Non-centered hierarchical model with constraints

I try to model standard deviation, which obviously must be positive, but in the centered parameterization I get a handful of divergences. I tried to naively re-parameterize with sigma = pm.Deterministic('sigma', global_sigma + offset * global_sigma_sd), and got a Bad Initial Energy error when sampling.
then in order to put a lower bound on the deterministic variable I tried with sigma.clip(0.0, np.inf) and tt.switch(sigma<0, 0.0, sigma), but again I always get a Bad Initial Energy error when sampling.
When instead of a 0-lower bound I tried 1e-15, with clip I get:

ValueError: Mass matrix contains zeros on the diagonal.

and with tt.switch:

The chain contains only diverging samples. The model is probably misspecified.

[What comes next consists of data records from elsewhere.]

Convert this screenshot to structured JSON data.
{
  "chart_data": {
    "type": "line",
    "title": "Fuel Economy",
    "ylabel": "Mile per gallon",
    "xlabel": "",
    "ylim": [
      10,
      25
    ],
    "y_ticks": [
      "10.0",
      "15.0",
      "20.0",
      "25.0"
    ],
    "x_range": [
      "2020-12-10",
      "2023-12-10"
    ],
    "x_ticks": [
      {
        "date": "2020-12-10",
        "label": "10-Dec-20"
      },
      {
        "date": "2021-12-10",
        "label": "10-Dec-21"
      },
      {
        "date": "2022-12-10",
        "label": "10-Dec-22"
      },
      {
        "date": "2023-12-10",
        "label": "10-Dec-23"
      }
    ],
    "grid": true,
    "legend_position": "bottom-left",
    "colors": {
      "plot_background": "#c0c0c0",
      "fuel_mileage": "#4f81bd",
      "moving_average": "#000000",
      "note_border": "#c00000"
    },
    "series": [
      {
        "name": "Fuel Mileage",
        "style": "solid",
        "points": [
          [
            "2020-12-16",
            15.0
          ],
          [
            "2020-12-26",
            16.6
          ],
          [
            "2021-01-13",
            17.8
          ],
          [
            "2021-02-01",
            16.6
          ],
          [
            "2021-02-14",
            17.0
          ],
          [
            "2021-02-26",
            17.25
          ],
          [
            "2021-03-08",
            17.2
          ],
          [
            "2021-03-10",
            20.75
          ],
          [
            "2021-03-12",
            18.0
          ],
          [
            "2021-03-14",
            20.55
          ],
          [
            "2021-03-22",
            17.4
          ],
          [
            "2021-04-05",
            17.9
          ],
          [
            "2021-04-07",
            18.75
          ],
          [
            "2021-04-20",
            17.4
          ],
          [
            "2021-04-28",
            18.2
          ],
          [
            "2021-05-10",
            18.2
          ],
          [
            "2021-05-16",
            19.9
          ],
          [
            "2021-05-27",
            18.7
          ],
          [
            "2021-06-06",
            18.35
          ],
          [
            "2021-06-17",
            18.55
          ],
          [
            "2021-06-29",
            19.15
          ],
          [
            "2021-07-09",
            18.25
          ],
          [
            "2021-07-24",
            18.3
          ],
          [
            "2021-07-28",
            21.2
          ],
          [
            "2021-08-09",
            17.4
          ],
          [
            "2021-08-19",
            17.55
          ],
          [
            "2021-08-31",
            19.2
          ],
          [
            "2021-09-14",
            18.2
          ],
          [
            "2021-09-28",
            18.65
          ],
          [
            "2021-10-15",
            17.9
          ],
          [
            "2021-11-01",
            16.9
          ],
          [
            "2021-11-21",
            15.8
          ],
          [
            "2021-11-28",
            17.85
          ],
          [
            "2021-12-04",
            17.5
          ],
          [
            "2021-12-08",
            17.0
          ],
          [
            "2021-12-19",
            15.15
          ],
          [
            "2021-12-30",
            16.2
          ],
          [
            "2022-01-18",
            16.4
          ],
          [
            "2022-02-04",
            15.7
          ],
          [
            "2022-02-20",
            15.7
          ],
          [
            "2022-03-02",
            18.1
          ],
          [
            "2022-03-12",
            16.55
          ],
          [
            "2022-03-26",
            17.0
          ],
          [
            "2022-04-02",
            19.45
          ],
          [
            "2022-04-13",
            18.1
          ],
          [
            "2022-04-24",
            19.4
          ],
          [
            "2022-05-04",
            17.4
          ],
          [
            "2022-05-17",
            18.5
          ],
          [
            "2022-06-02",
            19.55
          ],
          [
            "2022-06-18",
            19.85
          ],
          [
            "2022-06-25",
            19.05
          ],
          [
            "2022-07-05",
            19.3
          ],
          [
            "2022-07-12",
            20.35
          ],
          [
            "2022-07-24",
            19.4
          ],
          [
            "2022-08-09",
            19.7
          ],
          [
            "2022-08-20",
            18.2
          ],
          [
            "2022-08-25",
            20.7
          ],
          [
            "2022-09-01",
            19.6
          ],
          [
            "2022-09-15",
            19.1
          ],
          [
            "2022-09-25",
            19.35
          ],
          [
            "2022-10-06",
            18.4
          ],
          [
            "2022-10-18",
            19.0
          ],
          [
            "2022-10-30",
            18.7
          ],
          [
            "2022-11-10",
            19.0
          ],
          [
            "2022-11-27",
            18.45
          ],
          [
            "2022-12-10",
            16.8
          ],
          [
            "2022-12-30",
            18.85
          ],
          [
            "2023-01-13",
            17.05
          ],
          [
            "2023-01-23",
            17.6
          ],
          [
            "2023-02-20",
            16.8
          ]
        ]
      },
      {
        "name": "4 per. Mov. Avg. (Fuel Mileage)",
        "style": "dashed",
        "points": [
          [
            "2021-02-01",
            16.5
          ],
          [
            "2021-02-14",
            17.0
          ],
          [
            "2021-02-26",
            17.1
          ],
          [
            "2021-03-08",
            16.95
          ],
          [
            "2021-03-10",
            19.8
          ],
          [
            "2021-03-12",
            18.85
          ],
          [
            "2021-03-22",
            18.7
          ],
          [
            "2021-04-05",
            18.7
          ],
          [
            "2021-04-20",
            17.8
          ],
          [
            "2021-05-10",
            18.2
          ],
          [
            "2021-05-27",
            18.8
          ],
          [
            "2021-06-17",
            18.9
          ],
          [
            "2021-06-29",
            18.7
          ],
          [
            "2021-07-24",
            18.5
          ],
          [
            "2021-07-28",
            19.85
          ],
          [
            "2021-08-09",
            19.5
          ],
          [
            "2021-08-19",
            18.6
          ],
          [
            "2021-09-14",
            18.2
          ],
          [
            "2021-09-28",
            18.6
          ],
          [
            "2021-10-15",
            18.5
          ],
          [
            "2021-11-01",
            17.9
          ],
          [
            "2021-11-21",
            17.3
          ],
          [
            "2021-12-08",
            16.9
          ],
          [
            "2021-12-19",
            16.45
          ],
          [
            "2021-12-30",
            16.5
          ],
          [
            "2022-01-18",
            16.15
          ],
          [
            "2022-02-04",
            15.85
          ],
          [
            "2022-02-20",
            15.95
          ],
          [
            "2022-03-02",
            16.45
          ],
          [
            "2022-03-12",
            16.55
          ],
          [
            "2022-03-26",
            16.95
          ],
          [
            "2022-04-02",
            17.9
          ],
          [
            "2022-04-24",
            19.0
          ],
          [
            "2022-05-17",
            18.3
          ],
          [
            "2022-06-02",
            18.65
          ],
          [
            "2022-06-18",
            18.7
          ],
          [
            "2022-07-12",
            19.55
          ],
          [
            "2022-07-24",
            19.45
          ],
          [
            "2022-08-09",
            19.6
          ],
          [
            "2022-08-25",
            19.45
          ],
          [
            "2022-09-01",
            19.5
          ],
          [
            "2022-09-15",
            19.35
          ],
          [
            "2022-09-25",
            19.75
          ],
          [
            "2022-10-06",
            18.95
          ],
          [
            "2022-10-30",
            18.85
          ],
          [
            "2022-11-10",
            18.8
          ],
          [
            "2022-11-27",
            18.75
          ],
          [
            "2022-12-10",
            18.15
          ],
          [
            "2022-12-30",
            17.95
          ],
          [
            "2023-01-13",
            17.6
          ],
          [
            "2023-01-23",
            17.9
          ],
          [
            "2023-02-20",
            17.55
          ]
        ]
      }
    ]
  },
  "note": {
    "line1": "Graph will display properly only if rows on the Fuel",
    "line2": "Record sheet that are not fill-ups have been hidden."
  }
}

I tested with a latent variable:

offset = pm.Normal('offset', mu=0, sigma=1.0)
b_offset = pm.Bound(pm.Normal, lower=0.0)('bound_offset', mu=global_sigma + offset, sigma=1)
sigma = pm.Deterministic('sigma', b_offset * global_sigma_sd)

which gave no divergences and took 2-4 times longer to sample, but a + b * c != (a + b) * c, so that doesn’t seem like a good idea.
How can this be solved? Is the best option to transform the data, e.g. square demeaned data and log-transform and then model mu instead of sigma?
This is related to this ongoing struggle.